Balkans, let’s get up! has kept this successful structure until today, even if we have enriched the programme with additional shorter formats, too. Throughout the last 10 years we have empowered, educated and connected over 250 young personalities who have implemented 100 projects in the countries of the Balkans.

These days in Belgrade we had a double occasion to celebrate: the 10th anniversary of the initiative, meanwhile a registered NGO in Serbia; and the opening of Balkans, let’s get up!-space: a cosy office with a free room for live educational events that will host in future the NGO’s activities in the heart of Belgrade. We were happy and joyful to see each other all again and to share the “cheers” among founding members and newest active volunteers of Balkans, let’s get up!-team.

The team at the entrance of Balkans, let’s get up!-space

Even if many of us and I have long made space for our alumni to shape the programme’s activities and future, whenever Balkans, let’s get up! needs me, I wish to be there for it. This is why I designed and facilitated an organisational development workshop we realised in the anniversary week. It was the result of a one year research and individual coaching process with team members and we used the time to design the future of the programme. It was a satisfying and promising process.
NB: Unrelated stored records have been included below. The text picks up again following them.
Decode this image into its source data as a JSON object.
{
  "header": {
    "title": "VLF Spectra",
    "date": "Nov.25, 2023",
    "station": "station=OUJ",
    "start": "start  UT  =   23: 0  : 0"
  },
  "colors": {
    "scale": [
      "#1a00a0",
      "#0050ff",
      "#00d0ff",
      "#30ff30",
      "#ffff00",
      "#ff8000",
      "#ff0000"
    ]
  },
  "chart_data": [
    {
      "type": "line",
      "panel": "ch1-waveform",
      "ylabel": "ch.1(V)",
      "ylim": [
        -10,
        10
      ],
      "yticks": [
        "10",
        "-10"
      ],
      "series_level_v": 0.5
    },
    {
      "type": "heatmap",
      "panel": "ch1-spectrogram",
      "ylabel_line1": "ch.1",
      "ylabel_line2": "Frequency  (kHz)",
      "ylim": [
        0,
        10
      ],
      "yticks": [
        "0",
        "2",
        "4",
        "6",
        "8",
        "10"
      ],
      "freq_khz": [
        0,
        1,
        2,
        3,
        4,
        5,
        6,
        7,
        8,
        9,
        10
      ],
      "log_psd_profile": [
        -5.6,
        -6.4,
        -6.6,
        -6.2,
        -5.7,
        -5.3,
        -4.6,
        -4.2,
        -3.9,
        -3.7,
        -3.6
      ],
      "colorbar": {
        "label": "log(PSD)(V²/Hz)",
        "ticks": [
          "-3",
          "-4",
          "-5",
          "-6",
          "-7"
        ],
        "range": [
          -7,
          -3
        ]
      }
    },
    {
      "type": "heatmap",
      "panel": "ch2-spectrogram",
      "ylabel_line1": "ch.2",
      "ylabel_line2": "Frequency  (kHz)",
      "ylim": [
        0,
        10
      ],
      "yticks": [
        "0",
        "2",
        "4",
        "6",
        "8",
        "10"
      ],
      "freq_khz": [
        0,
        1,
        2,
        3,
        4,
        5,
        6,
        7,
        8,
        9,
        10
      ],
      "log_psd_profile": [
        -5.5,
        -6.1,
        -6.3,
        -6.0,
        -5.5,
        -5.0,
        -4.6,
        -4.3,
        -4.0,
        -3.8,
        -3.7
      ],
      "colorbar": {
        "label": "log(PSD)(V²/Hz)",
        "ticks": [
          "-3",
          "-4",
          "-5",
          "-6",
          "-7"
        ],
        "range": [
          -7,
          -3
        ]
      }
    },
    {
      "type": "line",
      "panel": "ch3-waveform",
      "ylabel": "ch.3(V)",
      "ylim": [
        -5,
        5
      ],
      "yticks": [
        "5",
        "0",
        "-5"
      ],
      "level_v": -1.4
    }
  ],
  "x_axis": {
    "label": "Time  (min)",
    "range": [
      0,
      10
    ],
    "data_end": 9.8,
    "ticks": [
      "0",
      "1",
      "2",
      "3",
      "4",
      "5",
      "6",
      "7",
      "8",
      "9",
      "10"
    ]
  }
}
At the 10th birthday party we received many guests and friends of the initiative, we remembered memories from the past, recalling countless moments of happiness and of overcome challenges and wished the best wishes for Balkans, let’s get up! future while the candle of our self made Eurocrem-cake was burning.

People often refer to something they have created as to their baby or child. I like Elizabeth Gilbert’s attitude to that better – according to her, it is not us who create children through our projects, but it is the projects who create us. And I agree with that.

We did not change the world with Balkans, let’s get up!: there is still corruption, conflicts and disadvantaged youth on the Balkans – as in other places of this world, too. But Balkans, let’s get up! has managed to change me. It thought me to see the positive sides and the successful stories, to trust in my and in our abilities to organize ourselves in a constructive way and to believe in the power of our callings. Living our callings indeed does not make the worlds’ problems disappear, but it adds to the humans who live happily lives of fulfilling work and gives example and inspiration to others to follow their own calling, too. It will not happen in this live to see the results of that, but it happens already in this live to be satisfied, to go to bed with a peaceful heart and to not be able to wait for the next morning to continue one’s life project.

And if we refer to the words of our alumni – Balkans, let’s get up! was not for no purpose, as they say it has changed their lives forever. It has changed mine, too. Thank you, Balkans, let’s get up!-Muse! And cheers for many more purposeful years to come, that will inspire and enable young Balkan people to own their lives and shape their societies to be a place of lived democracy, flourishing green economies, social justice and sustaiability.